Il protagonista è il giovane Danny (Jeremy Irvine, già visto in War Horse) che, allontanato dalla famiglia che lo ha scoperto mentre faceva sesso col suo ragazzo, lascia l’Indiana senza un soldo per andare a immergersi nella caleidoscopica e stordente New York. Arrivato al Greenwich Village Danny si inserisce in un solidale gruppo di senzatetto, gay e drag queen, tra cui spicca Ray/Ramona (Jonny Beauchamp). Tutti gravitano attorno allo Stonewall Inn, un bar gay di proprietà dell’ambiguo Ed Murphy (Ron Perlman), che è in parte colluso con alcuni poliziotti corrotti e talora sfrutta i ragazzi senza casa.

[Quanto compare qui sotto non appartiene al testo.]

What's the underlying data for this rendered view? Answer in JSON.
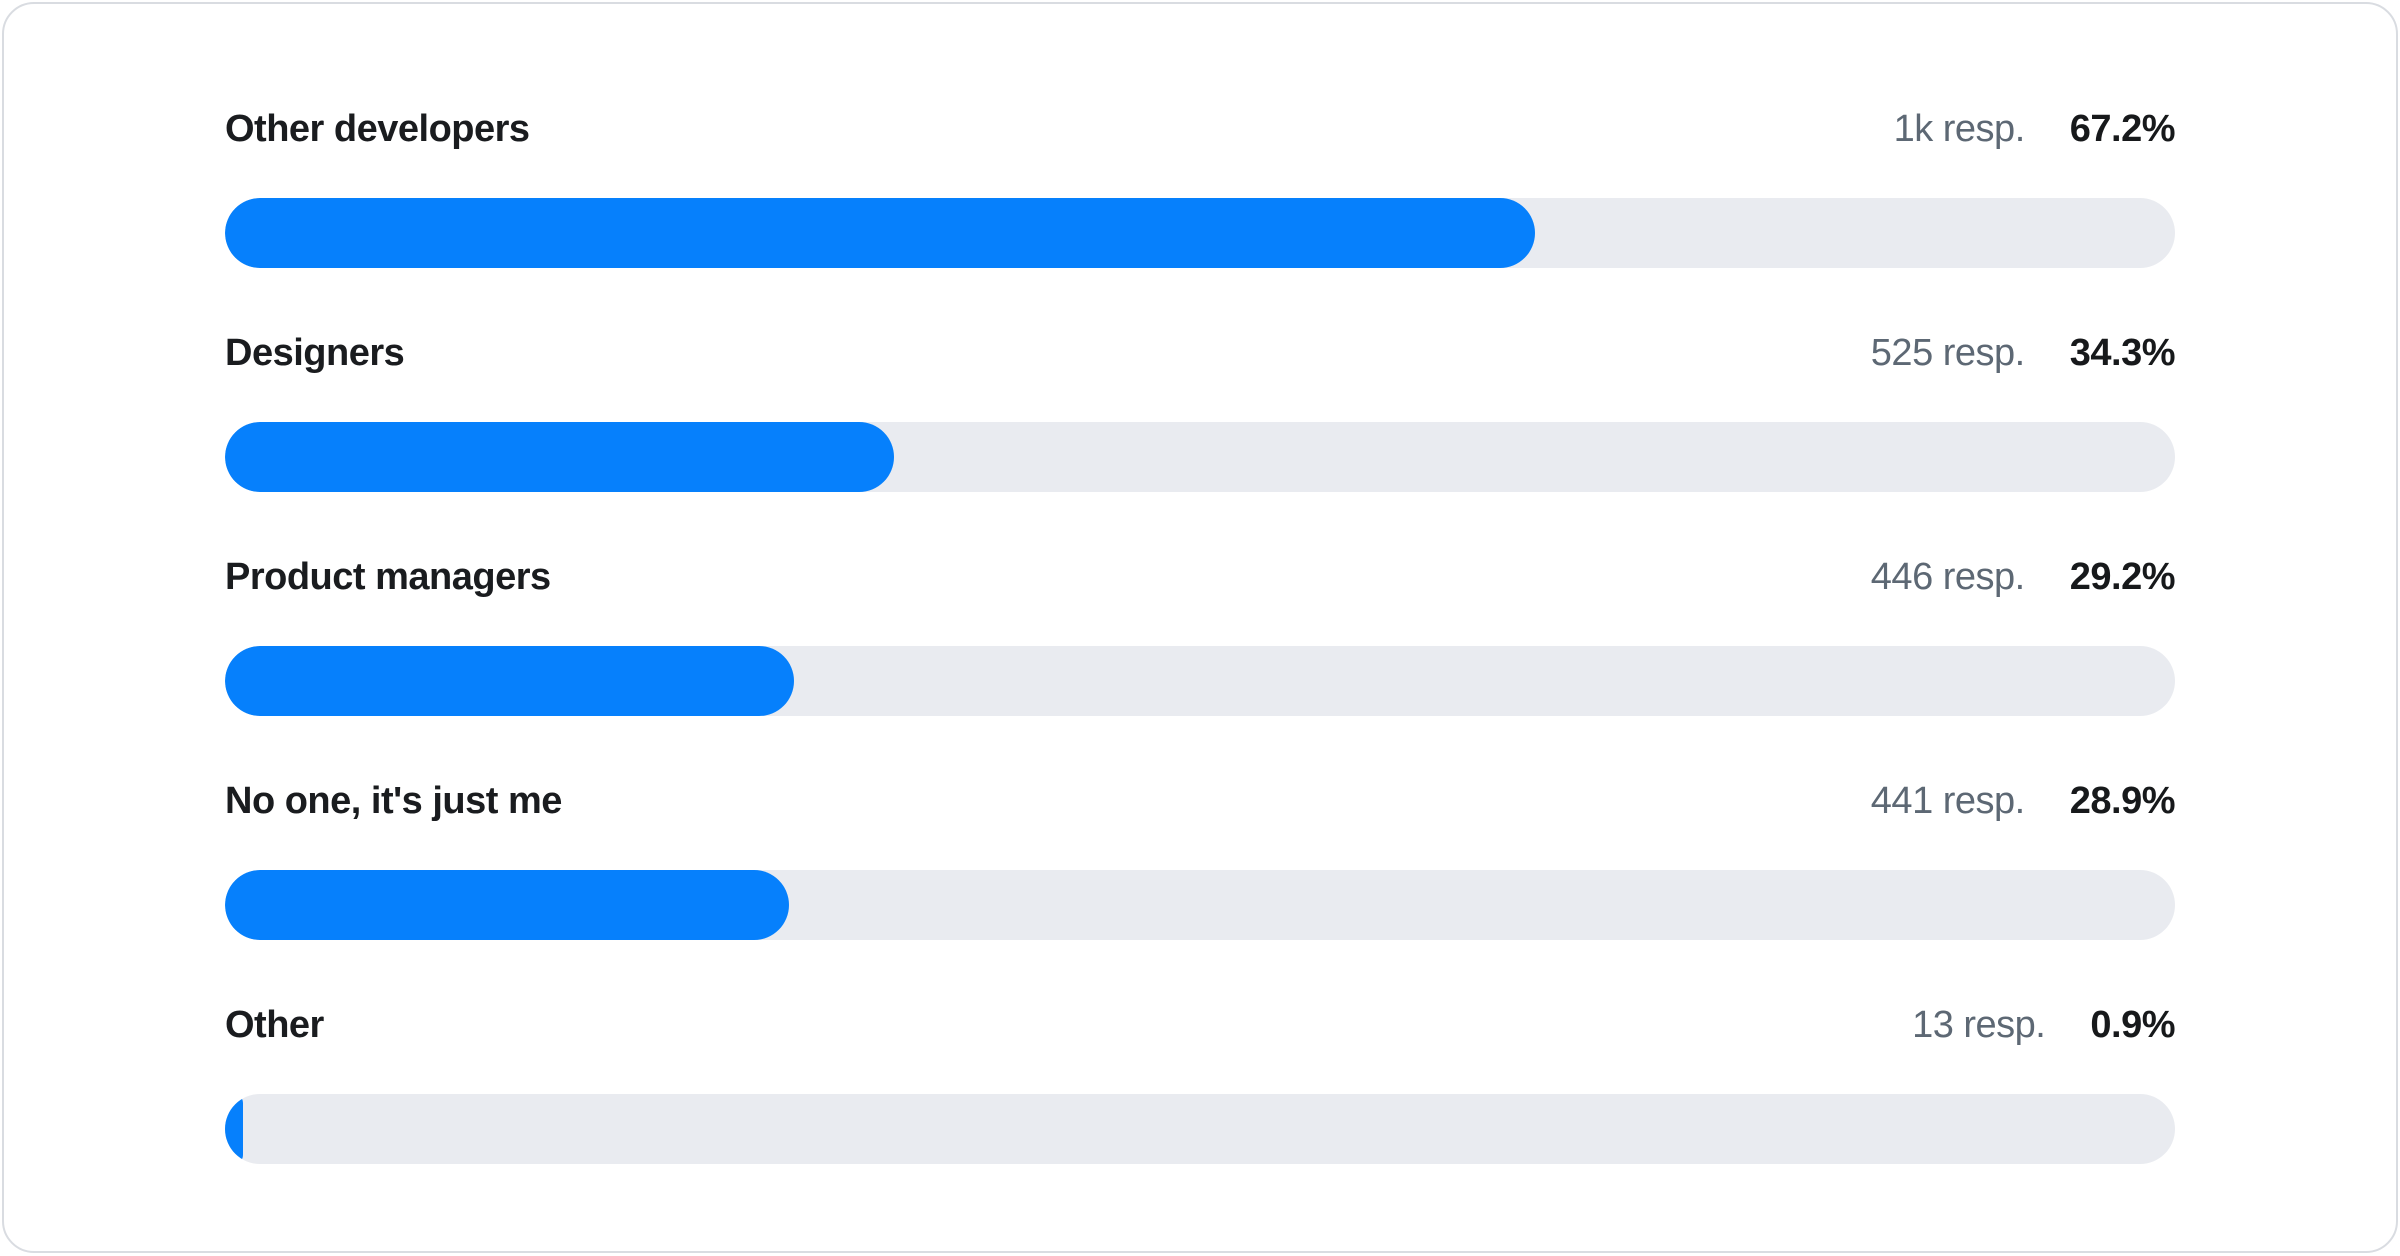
{
  "chart_data": {
    "type": "bar",
    "orientation": "horizontal",
    "title": "",
    "xlabel": "",
    "ylabel": "",
    "xlim": [
      0,
      100
    ],
    "value_unit": "percent",
    "grid": false,
    "legend": false,
    "categories": [
      "Other developers",
      "Designers",
      "Product managers",
      "No one, it's just me",
      "Other"
    ],
    "values": [
      67.2,
      34.3,
      29.2,
      28.9,
      0.9
    ],
    "response_counts": [
      "1k",
      "525",
      "446",
      "441",
      "13"
    ],
    "data_labels": [
      "67.2%",
      "34.3%",
      "29.2%",
      "28.9%",
      "0.9%"
    ]
  },
  "rows": [
    {
      "label": "Other developers",
      "responses": "1k resp.",
      "percent": "67.2%",
      "value": 67.2
    },
    {
      "label": "Designers",
      "responses": "525 resp.",
      "percent": "34.3%",
      "value": 34.3
    },
    {
      "label": "Product managers",
      "responses": "446 resp.",
      "percent": "29.2%",
      "value": 29.2
    },
    {
      "label": "No one, it's just me",
      "responses": "441 resp.",
      "percent": "28.9%",
      "value": 28.9
    },
    {
      "label": "Other",
      "responses": "13 resp.",
      "percent": "0.9%",
      "value": 0.9
    }
  ],
  "colors": {
    "bar_fill": "#0680FC",
    "bar_track": "#E9EBF0",
    "label_text": "#1A1C1F",
    "muted_text": "#5D6874",
    "percent_text": "#17191B",
    "card_border": "#D9DCE1",
    "card_background": "#FFFFFF"
  }
}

Diventato amante di Trevor (Jonathan Rhys Meyers), che fa parte di un gruppo contro la violenza, Danny va a vivere con lui. Nello stesso tempo, piano piano acquista sempre maggiore forza interiore: deciso a difendere i diritti gay, diventa così un protagonista di primo piano nella lotta di liberazione gay nonché della rivolta spontanea, nata come reazione contro i soprusi della polizia, efficacissima fino ad allora a reprimere ogni esigenza della comunità gay.
Il film prima ha trovato molte difficoltà a trovare i finanziamenti per la produzione e poi, quando è uscito negli Usa è stato accolto da critiche controverse e da incassi non all’altezza. A queste si sono affiancate le polemiche della comunità LGBT, che accusato lo sceneggiatore Jon Robin Baitz di aver trascurato i veri protagonisti della rivolta (ossia soprattutto portoricani, lesbiche butch, trans e drag queen di colore) e aver sfruttato alcuni stereotipi, dando peraltro eccessiva importanza ai personaggi bianchi. Rimane il fatto che, rispetto al film di Finch, questo è comunque meno romanzato (ma Danny è di fantasia), anche se tra i più importanti protagonisti della vera rivolta Marsha P. Johnson è qui un personaggio marginale, mentre Sylvia Rivera, che la scatenò, neanche appare. Tutto vero, forse, ma comunque il film sa creare nel modo giusto l’atmosfera incendiaria che preluse alla rivolta, la consapevolezza della nascita di una comunità e di un orgoglio che porterà lontano. E in più riesce a emozionare, cosa non da poco.